Golders Green, London, was where the original demo was written in 2010. "I reworked new drums and a catchy chorus into the mix. The song got close to what I wanted to capture, so we added vintage maracas and tambourine to give it a more nostalgic feel to finish it. I adore the Madchester scene, and we sang through some totally interesting microphones to get a natural grainy sound on the lead vocal."



There's an arresting retro visualiser to observe for number Future Nostalgia, which increases as a song beautifully; like a trend of The National perhaps, as it tells of the necessity to live in the right now, right this second, not in the past nor the future; to grab every moment with the respect it deserves.


"On the video, we had the idea to put old footage of past b-roll footage behind me in a basement studio through a projector with lots of extra blue lights. It was a loose idea but worked great once we coloured the footage and added the song. I think the link with the message was past moments that go by and how life is short, and it's important to be in the moment. As in Future Nostalgia, these periods now will slowly become new nostalgia."


"I think it reminds me to live in the moment. It's one of my favourite songs from our 5th album, Love You To Death. Mainly the build and harmonies at the end.

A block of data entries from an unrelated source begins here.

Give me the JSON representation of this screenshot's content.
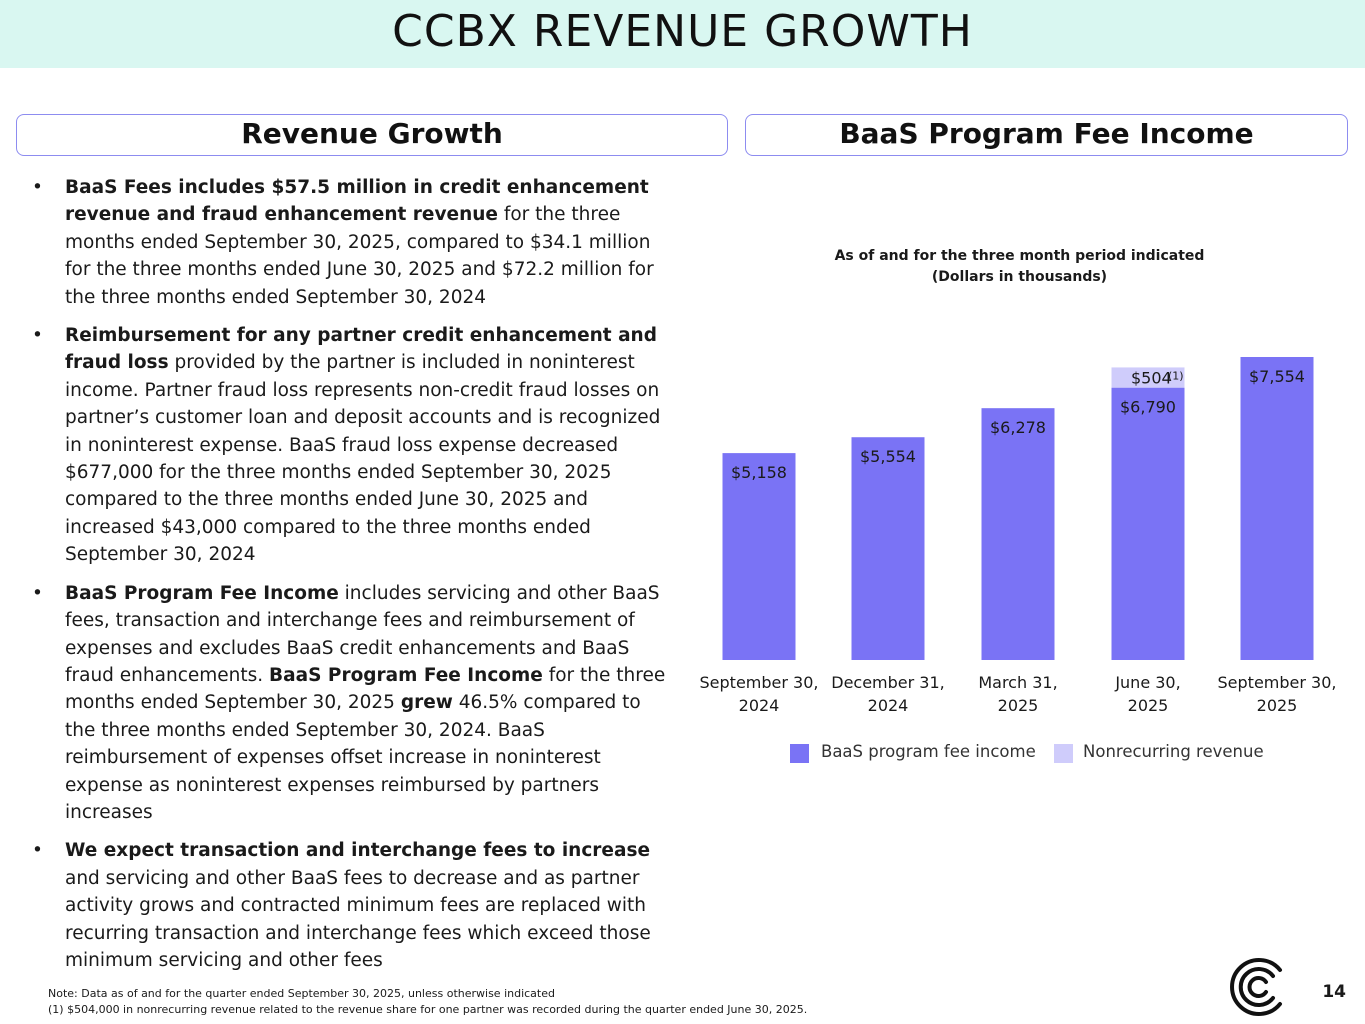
{
  "header": {
    "title": "CCBX REVENUE GROWTH"
  },
  "left_panel": {
    "title": "Revenue Growth",
    "bullets": [
      {
        "marker": "•",
        "segments": [
          {
            "text": "BaaS Fees includes $57.5 million in credit enhancement revenue and fraud enhancement revenue",
            "bold": true
          },
          {
            "text": " for the three months ended September 30, 2025, compared to $34.1 million for the three months ended June 30, 2025 and $72.2 million for the three months ended September 30, 2024",
            "bold": false
          }
        ]
      },
      {
        "marker": "•",
        "segments": [
          {
            "text": "Reimbursement for any partner credit enhancement and fraud loss",
            "bold": true
          },
          {
            "text": " provided by the partner is included in noninterest income. Partner fraud loss represents non-credit fraud losses on partner’s customer loan and deposit accounts and is recognized in noninterest expense.  BaaS fraud loss expense decreased $677,000 for the three months ended September 30, 2025 compared to the three months ended June 30, 2025 and increased $43,000 compared to the three months ended September 30, 2024",
            "bold": false
          }
        ]
      },
      {
        "marker": "•",
        "segments": [
          {
            "text": "BaaS Program Fee Income",
            "bold": true
          },
          {
            "text": " includes servicing and other BaaS fees, transaction and  interchange fees and reimbursement of expenses and excludes BaaS credit enhancements and BaaS fraud enhancements.  ",
            "bold": false
          },
          {
            "text": "BaaS Program Fee Income",
            "bold": true
          },
          {
            "text": " for the three months ended September 30, 2025 ",
            "bold": false
          },
          {
            "text": "grew",
            "bold": true
          },
          {
            "text": " 46.5% compared to the three months ended September 30, 2024.  BaaS reimbursement of expenses offset increase in noninterest expense as noninterest expenses reimbursed by partners increases",
            "bold": false
          }
        ]
      },
      {
        "marker": "•",
        "segments": [
          {
            "text": "We expect transaction and interchange fees to increase",
            "bold": true
          },
          {
            "text": " and servicing and other BaaS fees to decrease and as partner activity grows and contracted minimum fees are replaced with recurring transaction and interchange fees which exceed those minimum servicing and other fees",
            "bold": false
          }
        ]
      }
    ]
  },
  "right_panel": {
    "title": "BaaS Program Fee Income"
  },
  "chart_data": {
    "type": "bar",
    "stacked": true,
    "title": "As of and for the three month period indicated",
    "subtitle": "(Dollars in thousands)",
    "categories": [
      [
        "September 30,",
        "2024"
      ],
      [
        "December 31,",
        "2024"
      ],
      [
        "March 31,",
        "2025"
      ],
      [
        "June 30,",
        "2025"
      ],
      [
        "September 30,",
        "2025"
      ]
    ],
    "series": [
      {
        "name": "BaaS program fee income",
        "color": "#7a73f5",
        "values": [
          5158,
          5554,
          6278,
          6790,
          7554
        ],
        "labels": [
          "$5,158",
          "$5,554",
          "$6,278",
          "$6,790",
          "$7,554"
        ]
      },
      {
        "name": "Nonrecurring revenue",
        "color": "#cfccfb",
        "values": [
          0,
          0,
          0,
          504,
          0
        ],
        "labels": [
          "",
          "",
          "",
          "$504",
          ""
        ],
        "label_superscript": "(1)"
      }
    ],
    "ylim": [
      0,
      7554
    ],
    "grid": false,
    "legend": "bottom"
  },
  "footer": {
    "notes": [
      "Note:  Data as of and for the quarter ended September 30, 2025, unless otherwise indicated",
      "(1)  $504,000 in nonrecurring revenue related to the revenue share for one partner was recorded during the quarter ended June 30, 2025."
    ],
    "page_number": "14",
    "logo_icon": "ccb-logo-icon"
  }
}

I think I captured something special and sorta timeless, which I hope to build from and write more songs like that one."


We are chuffed to hear the news of Raphael mixing other works from the band - in the Northern England cultural magnet Hebden Bridge - that our ears will greet throughout summer 2021:"All four have a cool vibe and are different sounding but still sound like The Hugs."



"We've only just released Singing Out My Window, which is dedicated to one of my favourite actors and musician: River Phoenix. I wrote the song a while ago but wanted to get the production accurate and the vibe, and it finally all fell into place. It's one of my best singles as The Hugs, I think, from the new album and has a dreamy vibe. Lots of synths, piano and backing vocals that wash over the chords in a nice pleasant, peaceful way."

With an announcement of their 6th 12 track album, Delegato's lockdown acoustic E.P. untethered in the Fall, and oodles of new songs on the way, we tip our hat to the days of Myspace and its role as a vehicle to transmit, and even though we move on, the bands, music and The Hugs stand the test of time.